NUSA DUA, Indonesia: Standard and Poor’s (S&P) may revise its credit rating on India as early as July after the next government outlines its fiscal policy, a senior analyst said on Tuesday.
“Once the new government is in place, we will be talking to them in order to understand their additional fiscal measures and how this would reflect on their budget performance and debt burden both in the short and medium term,” Elena Okorotchenko, S&P’s senior director for Asian sovereign ratings, said in an interview.
“Depending on what we learn from this, we may be able to act either by affirming the rating and revising the outlook back to stable or downgrading,” she said.
Okorotchenko spoke to Reuters on the sidelines of the Asia Development Bank’s annual meeting, held in Nusa Dua, Indonesia.
India’s month-long general election are due to finish on 13 May and the next government is expected to take office in June.

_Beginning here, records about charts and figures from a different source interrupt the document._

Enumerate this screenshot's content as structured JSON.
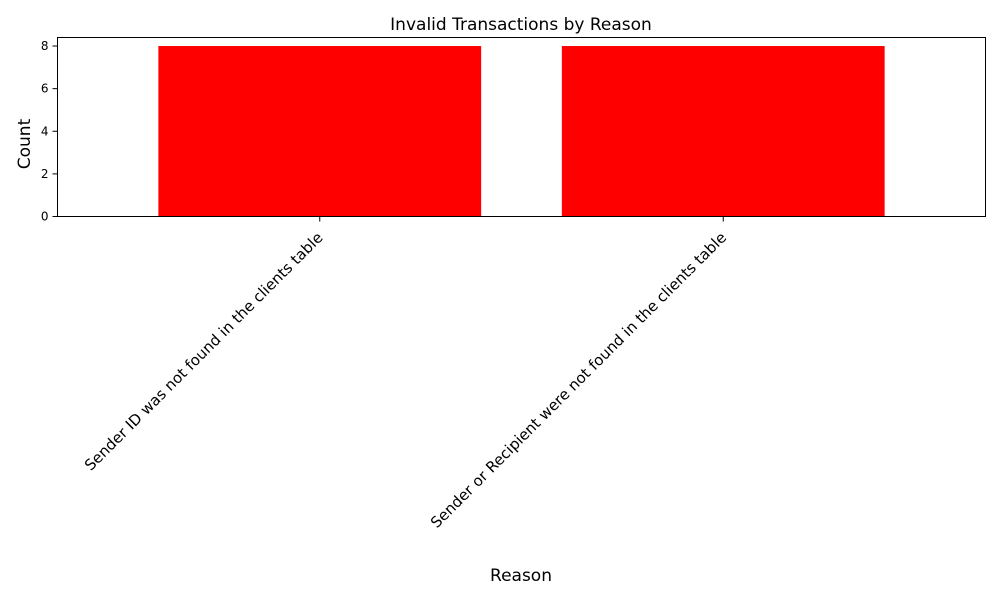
{
  "chart_data": {
    "type": "bar",
    "title": "Invalid Transactions by Reason",
    "xlabel": "Reason",
    "ylabel": "Count",
    "categories": [
      "Sender ID was not found in the clients table",
      "Sender or Recipient were not found in the clients table"
    ],
    "values": [
      8,
      8
    ],
    "ylim": [
      0,
      8.4
    ],
    "yticks": [
      0,
      2,
      4,
      6,
      8
    ],
    "grid": false,
    "legend": "none",
    "bar_color": "#ff0000"
  }
}
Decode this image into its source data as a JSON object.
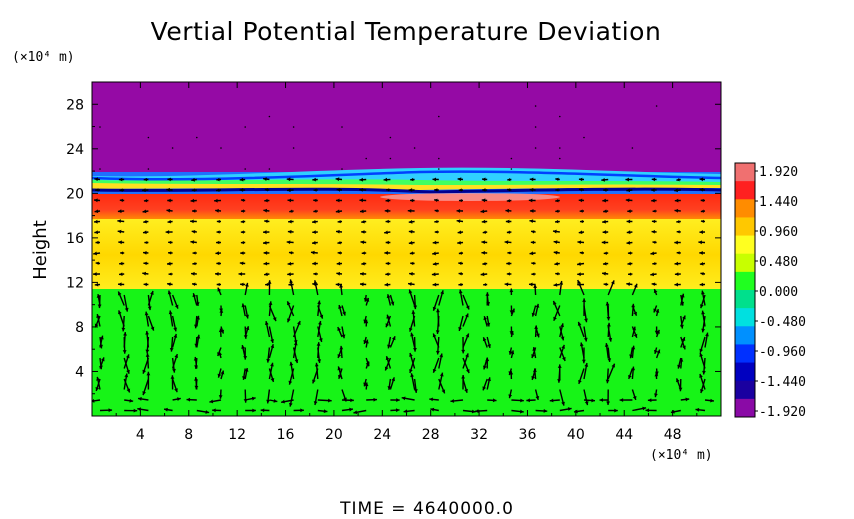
{
  "chart_data": {
    "type": "heatmap",
    "title": "Vertial Potential Temperature Deviation",
    "ylabel": "Height",
    "y_unit": "(×10⁴ m)",
    "x_unit": "(×10⁴ m)",
    "footer": "TIME  =  4640000.0",
    "xlim": [
      0,
      52
    ],
    "ylim": [
      0,
      30
    ],
    "x_ticks": [
      4,
      8,
      12,
      16,
      20,
      24,
      28,
      32,
      36,
      40,
      44,
      48
    ],
    "y_ticks": [
      4,
      8,
      12,
      16,
      20,
      24,
      28
    ],
    "colorbar": {
      "ticks": [
        "1.920",
        "1.440",
        "0.960",
        "0.480",
        "0.000",
        "-0.480",
        "-0.960",
        "-1.440",
        "-1.920"
      ],
      "colors": [
        "#f07070",
        "#ff2020",
        "#ff8c00",
        "#ffc800",
        "#ffff20",
        "#c8ff00",
        "#20ff20",
        "#00e08c",
        "#00e0e0",
        "#0090ff",
        "#0030ff",
        "#0000c0",
        "#1a00a0",
        "#8a0aa6"
      ]
    },
    "field_layers": [
      {
        "from_height": 0,
        "to_height": 11,
        "value": 0.0,
        "color": "#17f417"
      },
      {
        "from_height": 11,
        "to_height": 18,
        "value": 0.9,
        "color": "#ffec10"
      },
      {
        "from_height": 18,
        "to_height": 20,
        "value": 1.5,
        "color": "#ff2a10"
      },
      {
        "from_height": 20,
        "to_height": 21.5,
        "value": -1.0,
        "color": "#20c0ff"
      },
      {
        "from_height": 21.5,
        "to_height": 30,
        "value": -1.92,
        "color": "#950aa5"
      }
    ]
  }
}
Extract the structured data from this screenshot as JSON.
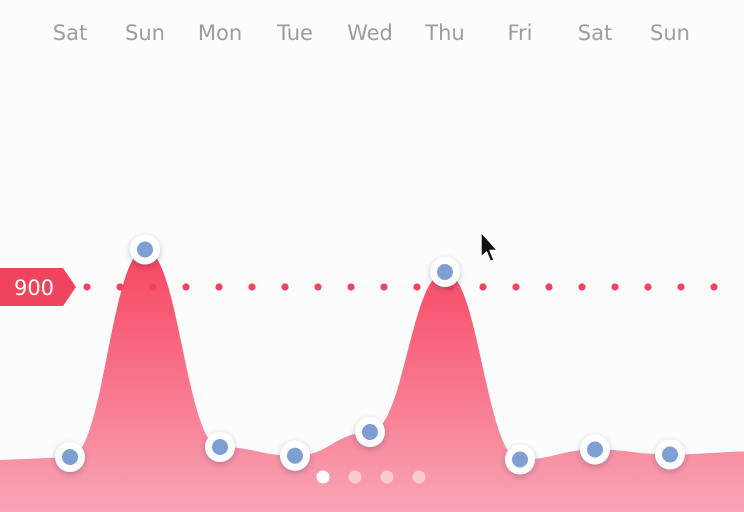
{
  "chart_data": {
    "type": "area",
    "categories": [
      "Sat",
      "Sun",
      "Mon",
      "Tue",
      "Wed",
      "Thu",
      "Fri",
      "Sat",
      "Sun"
    ],
    "values": [
      220,
      1050,
      260,
      225,
      320,
      960,
      210,
      250,
      230
    ],
    "ylim": [
      0,
      1300
    ],
    "threshold": {
      "value": 900,
      "label": "900"
    },
    "grid": false,
    "legend": "none"
  },
  "colors": {
    "area_top": "#f7445f",
    "area_bottom": "#f8a5b6",
    "threshold": "#f0445c",
    "point_fill": "#7d9fd4",
    "point_ring": "#ffffff",
    "axis_label": "#9c9ca3",
    "pager_active": "#ffffff",
    "pager_inactive": "#f6cbd6"
  },
  "pager": {
    "pages": 4,
    "current": 1
  },
  "cursor": {
    "icon": "mouse-pointer-icon"
  }
}
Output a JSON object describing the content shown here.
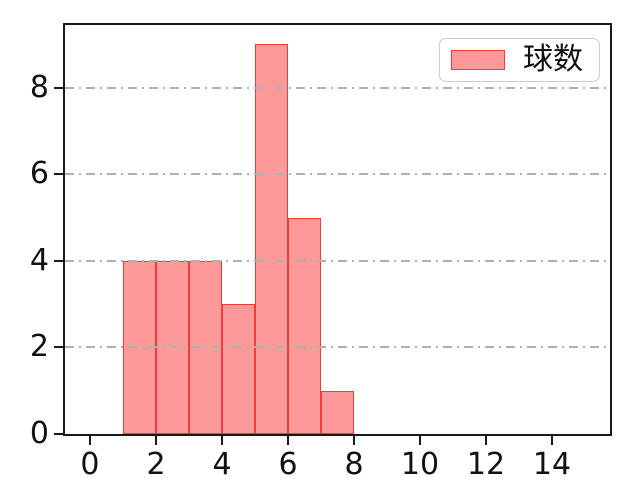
{
  "chart_data": {
    "type": "bar",
    "subtype": "histogram",
    "title": "",
    "xlabel": "",
    "ylabel": "",
    "series": [
      {
        "name": "球数",
        "bin_start": 1,
        "bin_width": 1,
        "bin_edges": [
          1,
          2,
          3,
          4,
          5,
          6,
          7,
          8
        ],
        "counts": [
          4,
          4,
          4,
          3,
          9,
          5,
          1
        ]
      }
    ],
    "xlim": [
      -0.757,
      15.757
    ],
    "ylim": [
      0,
      9.45
    ],
    "xticks": [
      0,
      2,
      4,
      6,
      8,
      10,
      12,
      14
    ],
    "yticks": [
      0,
      2,
      4,
      6,
      8
    ],
    "grid": {
      "axis": "y",
      "style": "dashdot",
      "over_bars": true
    },
    "legend": {
      "label": "球数",
      "position": "upper right"
    },
    "colors": {
      "bar_fill": "#fc9a9a",
      "bar_edge": "#f53a3a",
      "grid": "#b0b0b0",
      "spine": "#1a1a1a",
      "tick_label": "#111111",
      "legend_border": "#cccccc",
      "legend_bg": "#ffffff"
    }
  }
}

But market watchers fear the elections could produce a weak coalition government as India grapples with the global economic slowdown and a spate of militant attacks in the past year.
S&P in February changed its outlook on India to negative from stable, indicating it was considering a cut in its rating from BBB-minus, the lowest investment grade rating.
A sovereign rating is an indicator of a country’s financial health and a rating downgrade could raise the interest rates paid by the government and companies when they borrow money.
India’s deteriorating finances and swelling budget deficit have been a growing concern, with the current government sharply increasing borrowing to pay for economic stimulus programmes.
Goldman Sachs expects the total Indian Central and state deficit will rise to 10.3% of the gross domestic product, among the highest in the world, by the end of 2008-09, from 6.3% last year.